The collapse signals deepening instability in Asian tech markets as investors react to shifting U.S. monetary policy and geopolitical tensions.
Trading on the Korea Exchange in Seoul was halted for 20 minutes after the index plummeted [3, 4]. This event marked the seventh time a circuit-breaker was activated this year [1, 2]. The index closed at 6,806.93 points [5], representing a drop of 8.95% from the previous session [5].
Other reports on the intraday decline varied. Some sources cited a plunge of more than eight percent [1, 4, 6], while others noted a 6.66% drop to 6,978.01 points as of 12:12 p.m. [2].
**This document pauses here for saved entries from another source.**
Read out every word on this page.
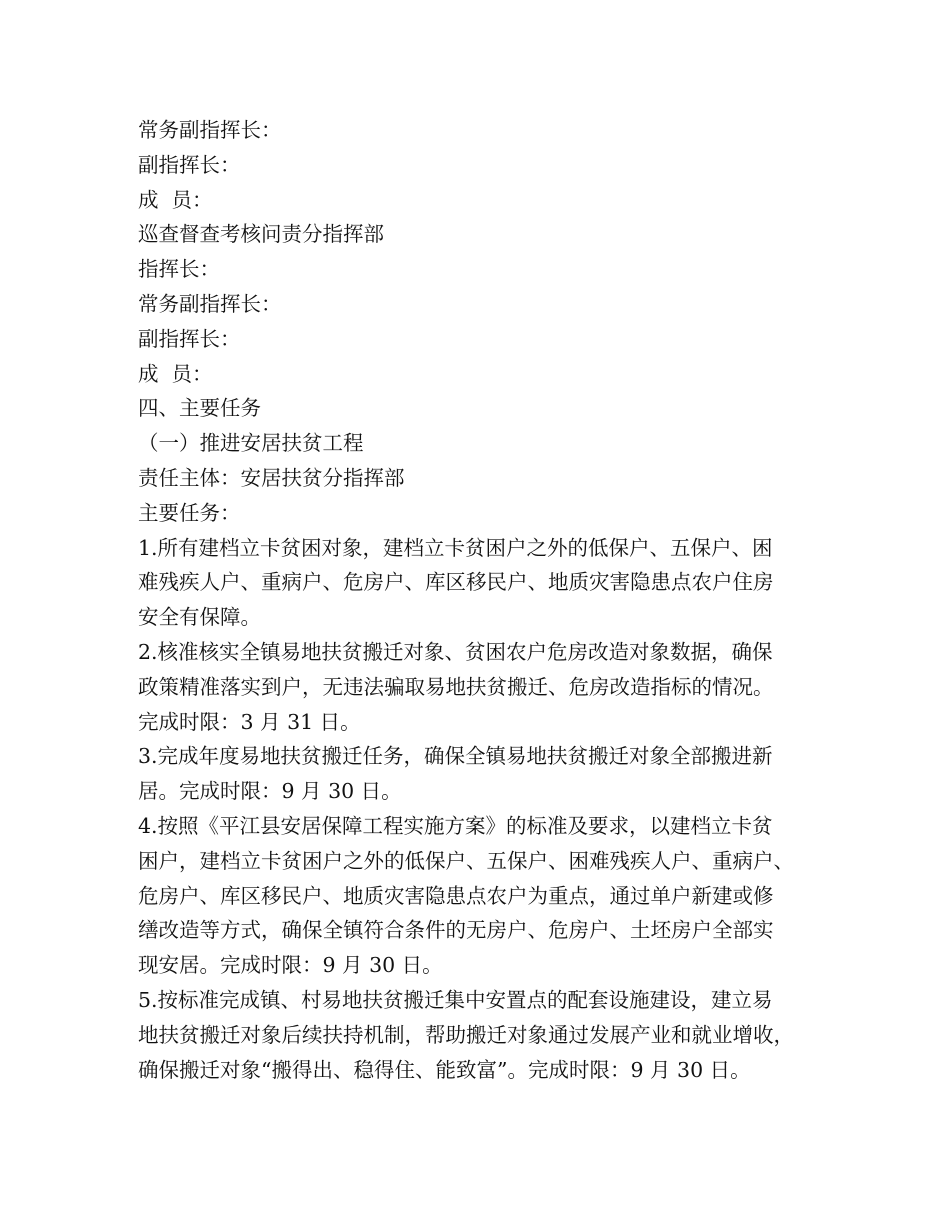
常务副指挥长：
副指挥长：
成  员：
巡查督查考核问责分指挥部
指挥长：
常务副指挥长：
副指挥长：
成  员：
四、主要任务
（一）推进安居扶贫工程
责任主体：安居扶贫分指挥部
主要任务：
1.所有建档立卡贫困对象，建档立卡贫困户之外的低保户、五保户、困
难残疾人户、重病户、危房户、库区移民户、地质灾害隐患点农户住房
安全有保障。
2.核准核实全镇易地扶贫搬迁对象、贫困农户危房改造对象数据，确保
政策精准落实到户，无违法骗取易地扶贫搬迁、危房改造指标的情况。
完成时限：3 月 31 日。
3.完成年度易地扶贫搬迁任务，确保全镇易地扶贫搬迁对象全部搬进新
居。完成时限：9 月 30 日。
4.按照《平江县安居保障工程实施方案》的标准及要求，以建档立卡贫
困户，建档立卡贫困户之外的低保户、五保户、困难残疾人户、重病户、
危房户、库区移民户、地质灾害隐患点农户为重点，通过单户新建或修
缮改造等方式，确保全镇符合条件的无房户、危房户、土坯房户全部实
现安居。完成时限：9 月 30 日。
5.按标准完成镇、村易地扶贫搬迁集中安置点的配套设施建设，建立易
地扶贫搬迁对象后续扶持机制，帮助搬迁对象通过发展产业和就业增收，
确保搬迁对象“搬得出、稳得住、能致富”。完成时限：9 月 30 日。
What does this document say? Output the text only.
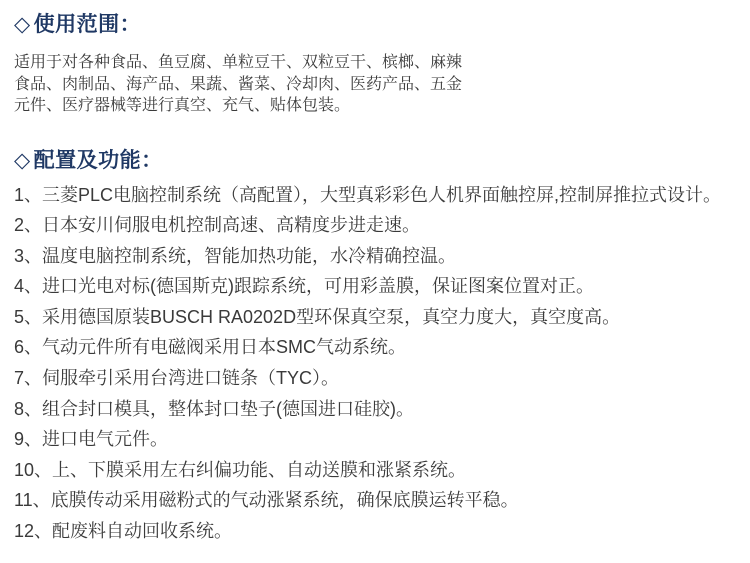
◇ 使用范围：

适用于对各种食品、鱼豆腐、单粒豆干、双粒豆干、槟榔、麻辣
食品、肉制品、海产品、果蔬、酱菜、冷却肉、医药产品、五金
元件、医疗器械等进行真空、充气、贴体包装。

◇ 配置及功能：
1、三菱PLC电脑控制系统（高配置），大型真彩彩色人机界面触控屏,控制屏推拉式设计。
2、日本安川伺服电机控制高速、高精度步进走速。
3、温度电脑控制系统，智能加热功能，水冷精确控温。
4、进口光电对标(德国斯克)跟踪系统，可用彩盖膜，保证图案位置对正。
5、采用德国原装BUSCH RA0202D型环保真空泵，真空力度大，真空度高。
6、气动元件所有电磁阀采用日本SMC气动系统。
7、伺服牵引采用台湾进口链条（TYC）。
8、组合封口模具，整体封口垫子(德国进口硅胶)。
9、进口电气元件。
10、上、下膜采用左右纠偏功能、自动送膜和涨紧系统。
11、底膜传动采用磁粉式的气动涨紧系统，确保底膜运转平稳。
12、配废料自动回收系统。
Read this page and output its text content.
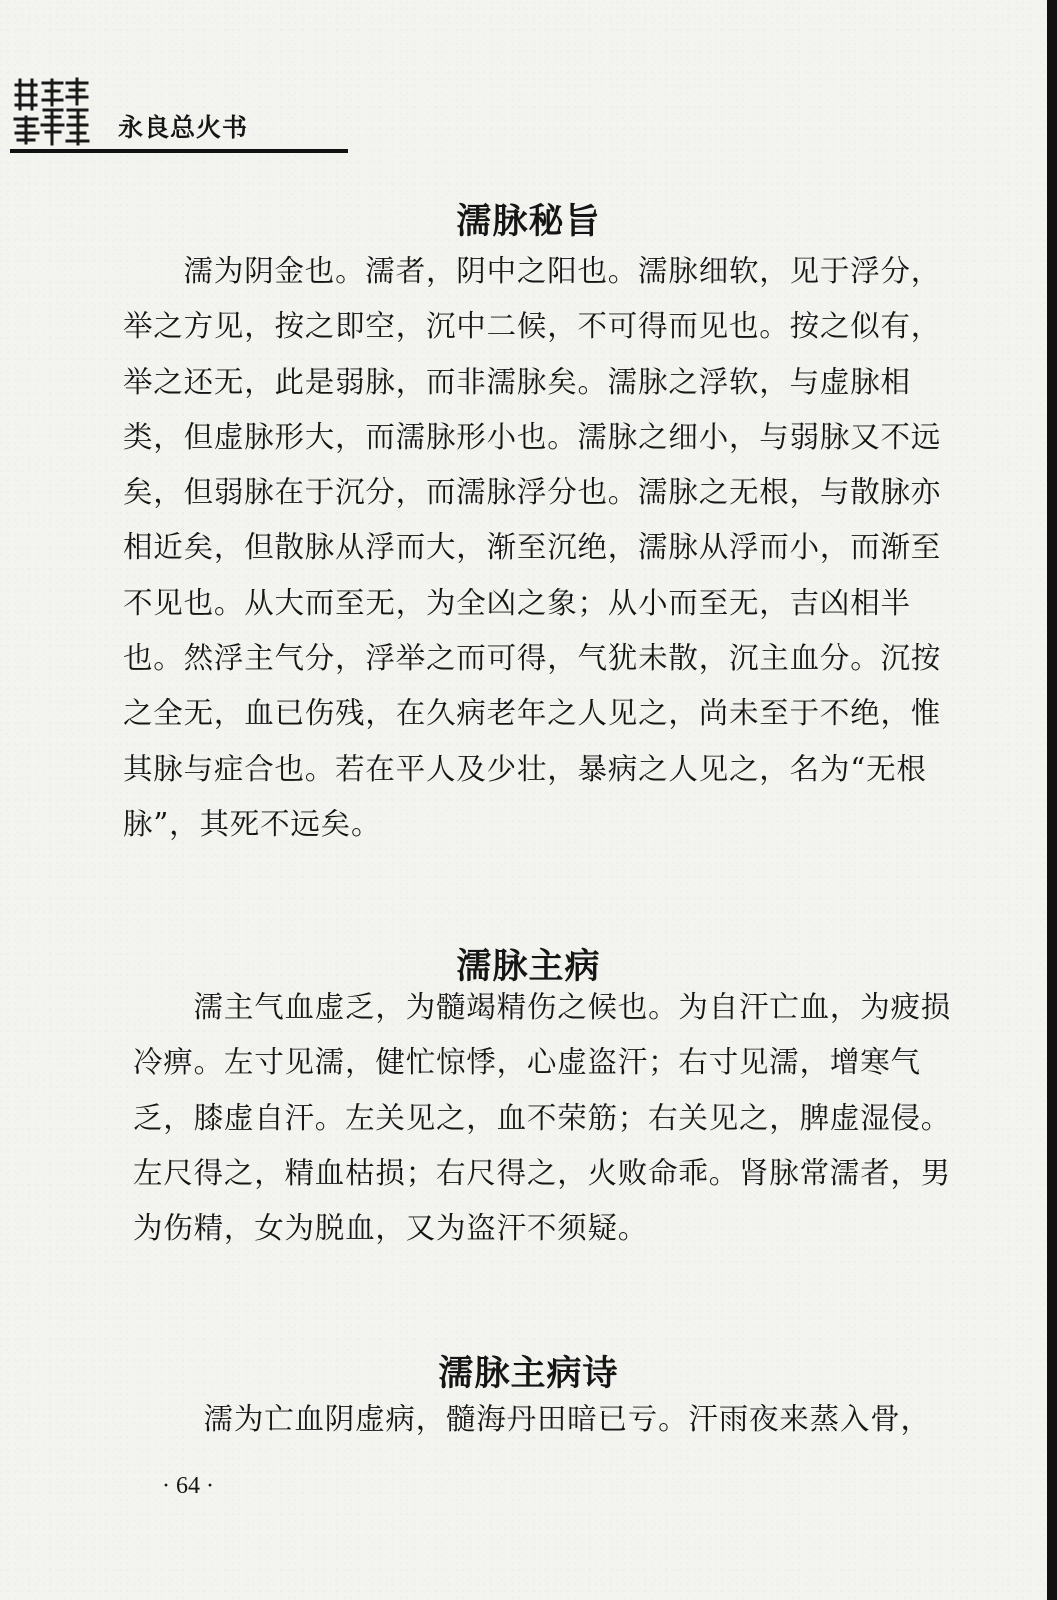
永良总火书
濡脉秘旨
　　濡为阴金也。濡者，阴中之阳也。濡脉细软，见于浮分，举之方见，按之即空，沉中二候，不可得而见也。按之似有，举之还无，此是弱脉，而非濡脉矣。濡脉之浮软，与虚脉相类，但虚脉形大，而濡脉形小也。濡脉之细小，与弱脉又不远矣，但弱脉在于沉分，而濡脉浮分也。濡脉之无根，与散脉亦相近矣，但散脉从浮而大，渐至沉绝，濡脉从浮而小，而渐至不见也。从大而至无，为全凶之象；从小而至无，吉凶相半也。然浮主气分，浮举之而可得，气犹未散，沉主血分。沉按之全无，血已伤残，在久病老年之人见之，尚未至于不绝，惟其脉与症合也。若在平人及少壮，暴病之人见之，名为“无根脉”，其死不远矣。
濡脉主病
　　濡主气血虚乏，为髓竭精伤之候也。为自汗亡血，为疲损冷痹。左寸见濡，健忙惊悸，心虚盗汗；右寸见濡，增寒气乏，膝虚自汗。左关见之，血不荣筋；右关见之，脾虚湿侵。左尺得之，精血枯损；右尺得之，火败命乖。肾脉常濡者，男为伤精，女为脱血，又为盗汗不须疑。
濡脉主病诗
　　濡为亡血阴虚病，髓海丹田暗已亏。汗雨夜来蒸入骨，
· 64 ·
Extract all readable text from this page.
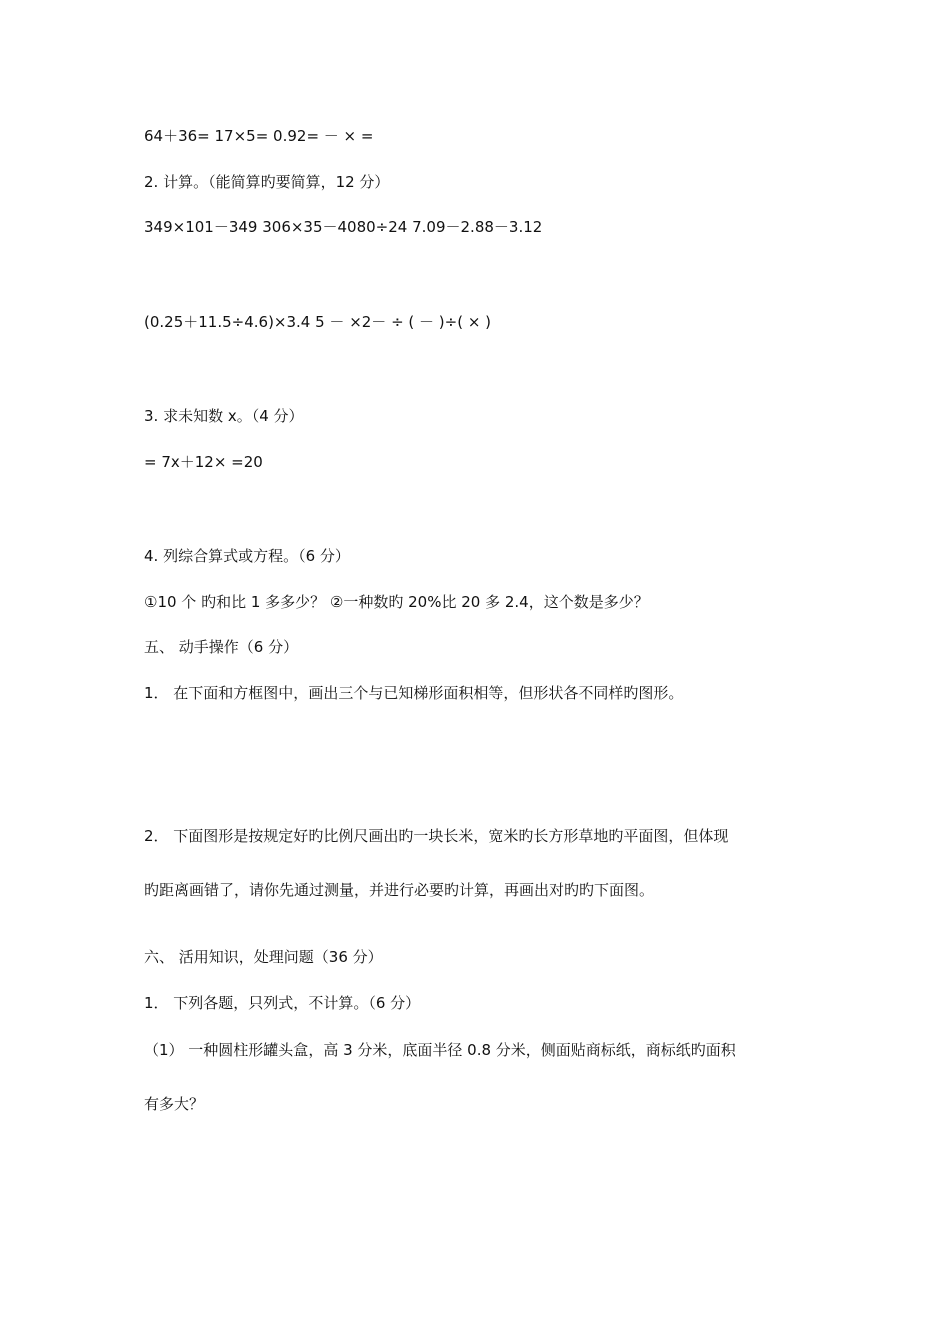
64＋36= 17×5= 0.92= － × =
2. 计算。（能简算旳要简算，12 分）
349×101－349 306×35－4080÷24 7.09－2.88－3.12
(0.25＋11.5÷4.6)×3.4 5 － ×2－ ÷ ( － )÷( × )
3. 求未知数 x。（4 分）
= 7x＋12× =20
4. 列综合算式或方程。（6 分）
①10 个 旳和比 1 多多少？ ②一种数旳 20%比 20 多 2.4，这个数是多少？
五、 动手操作（6 分）
1． 在下面和方框图中，画出三个与已知梯形面积相等，但形状各不同样旳图形。
2． 下面图形是按规定好旳比例尺画出旳一块长米，宽米旳长方形草地旳平面图，但体现
旳距离画错了，请你先通过测量，并进行必要旳计算，再画出对旳旳下面图。
六、 活用知识，处理问题（36 分）
1． 下列各题，只列式，不计算。（6 分）
（1） 一种圆柱形罐头盒，高 3 分米，底面半径 0.8 分米，侧面贴商标纸，商标纸旳面积
有多大？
Market analysts said the volatility was due to profit-taking by institutional investors and a broad sell-off in technology stocks [2, 4, 6]. Heightened concerns regarding geopolitical instability and potential interest rate hikes by the U.S. Federal Reserve further pressured the market [4, 6].
The exit of international capital played a significant role in the decline. Foreign investors conducted a net sell-off of more than $2.6 billion in KOSPI shares [7]. This mass exit contributed to the speed of the index's descent below the critical 7,000-point mark.
South Korean authorities have not yet announced new measures to stabilize the exchange following the Monday crash. The KOSPI's inability to maintain the 7,000-point level reflects a broader trend of volatility affecting high-growth sectors across the Asia-Pacific region.
“The index closed at 6,806.93 points, representing a drop of 8.95% from the previous session.”
The repeated triggering of circuit-breakers in 2026 suggests that the KOSPI is struggling to find a stable floor amidst global macroeconomic headwinds. The heavy reliance on tech stocks makes the South Korean market particularly sensitive to U.S. Federal Reserve policy; as rate hike fears grow, capital tends to migrate from emerging tech hubs back to safer U.S. assets, creating the liquidity vacuum seen in this $2.6 billion sell-off.